14. The apparatus of claim 13, wherein the cap encloses the top surface of the liquid container and the liquid stopper is positioned within the inside volume of the liquid container.

15. The apparatus of claim 14, wherein an airtight seal is formed within the inside volume inbetween the cap and the liquid stopper by the enclosing of the top surface by the cap and the liquid stopper.

16. The apparatus of claim 15, wherein when liquid stored in the inside volume inbetween the liquid stopper and the ultrasonic liquid atomizer is vaporized directionally out through the liquid air channel, the liquid stopper is configured to rise up toward the ultrasonic sprayer disk due to a vacuum caused by the vaporization of the liquid and the airtight seal.

17. The apparatus of claim 12, further comprising an integrated circuit coupled to the bottom end of the liquid container and communicatively coupled to the ultrasonic liquid atomizer, the integrated circuit configured to cause the ultrasonic sprayer disk to vibrate.

18. The apparatus of claim 17, further comprising a battery tube configured to contain a battery and encasing at least a portion of the integrated circuit.

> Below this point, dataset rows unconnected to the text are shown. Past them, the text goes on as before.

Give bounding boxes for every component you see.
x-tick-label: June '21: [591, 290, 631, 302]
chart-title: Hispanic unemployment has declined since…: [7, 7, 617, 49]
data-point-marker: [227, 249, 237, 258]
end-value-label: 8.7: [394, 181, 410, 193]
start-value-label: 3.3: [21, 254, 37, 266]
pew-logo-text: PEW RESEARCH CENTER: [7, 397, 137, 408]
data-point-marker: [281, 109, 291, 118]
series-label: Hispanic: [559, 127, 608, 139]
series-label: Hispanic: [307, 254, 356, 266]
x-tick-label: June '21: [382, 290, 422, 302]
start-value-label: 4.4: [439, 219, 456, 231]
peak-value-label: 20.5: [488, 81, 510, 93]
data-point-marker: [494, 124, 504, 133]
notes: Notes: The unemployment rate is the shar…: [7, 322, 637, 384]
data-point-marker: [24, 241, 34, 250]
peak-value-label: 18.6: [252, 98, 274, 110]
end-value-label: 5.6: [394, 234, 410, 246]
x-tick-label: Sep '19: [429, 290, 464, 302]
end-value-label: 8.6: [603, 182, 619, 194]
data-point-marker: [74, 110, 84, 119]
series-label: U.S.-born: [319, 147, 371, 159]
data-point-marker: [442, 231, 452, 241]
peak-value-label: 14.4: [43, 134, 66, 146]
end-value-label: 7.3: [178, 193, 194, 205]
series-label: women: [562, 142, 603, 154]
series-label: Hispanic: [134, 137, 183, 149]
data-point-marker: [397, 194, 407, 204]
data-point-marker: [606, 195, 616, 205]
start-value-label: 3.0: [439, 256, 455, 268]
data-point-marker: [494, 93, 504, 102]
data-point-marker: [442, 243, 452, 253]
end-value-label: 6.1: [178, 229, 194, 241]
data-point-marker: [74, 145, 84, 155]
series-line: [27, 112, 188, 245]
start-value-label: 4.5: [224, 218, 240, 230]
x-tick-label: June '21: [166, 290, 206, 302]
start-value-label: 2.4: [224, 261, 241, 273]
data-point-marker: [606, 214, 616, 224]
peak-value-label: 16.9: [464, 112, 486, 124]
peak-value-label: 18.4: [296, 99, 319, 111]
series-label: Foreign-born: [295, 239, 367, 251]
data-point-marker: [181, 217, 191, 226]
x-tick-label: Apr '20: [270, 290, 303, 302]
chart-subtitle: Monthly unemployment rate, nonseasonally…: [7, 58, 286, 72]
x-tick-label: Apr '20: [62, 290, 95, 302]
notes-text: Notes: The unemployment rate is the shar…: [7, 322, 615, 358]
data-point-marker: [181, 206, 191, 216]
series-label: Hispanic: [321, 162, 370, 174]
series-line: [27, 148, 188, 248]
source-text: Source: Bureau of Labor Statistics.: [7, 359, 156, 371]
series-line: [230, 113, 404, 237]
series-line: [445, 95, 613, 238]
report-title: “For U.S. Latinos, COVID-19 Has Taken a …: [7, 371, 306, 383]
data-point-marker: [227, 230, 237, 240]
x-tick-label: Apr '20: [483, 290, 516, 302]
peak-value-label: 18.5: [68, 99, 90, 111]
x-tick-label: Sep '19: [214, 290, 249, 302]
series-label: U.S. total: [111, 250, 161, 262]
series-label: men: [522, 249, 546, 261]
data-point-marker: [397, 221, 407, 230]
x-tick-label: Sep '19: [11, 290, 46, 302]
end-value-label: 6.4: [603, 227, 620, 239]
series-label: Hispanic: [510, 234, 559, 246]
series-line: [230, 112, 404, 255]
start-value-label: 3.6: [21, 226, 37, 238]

19. The apparatus of claim 12, further comprising a cap comprising an airway fluidically coupled to the air channel opening of the ultrasonic liquid atomizer and configured to allow liquid vapor to flow out of the cap.

20. The apparatus of claim 19, wherein the cap further comprises a mouthpiece fluidically coupled to the airway and configured to allow suction of liquid vapor flowing out of the airway.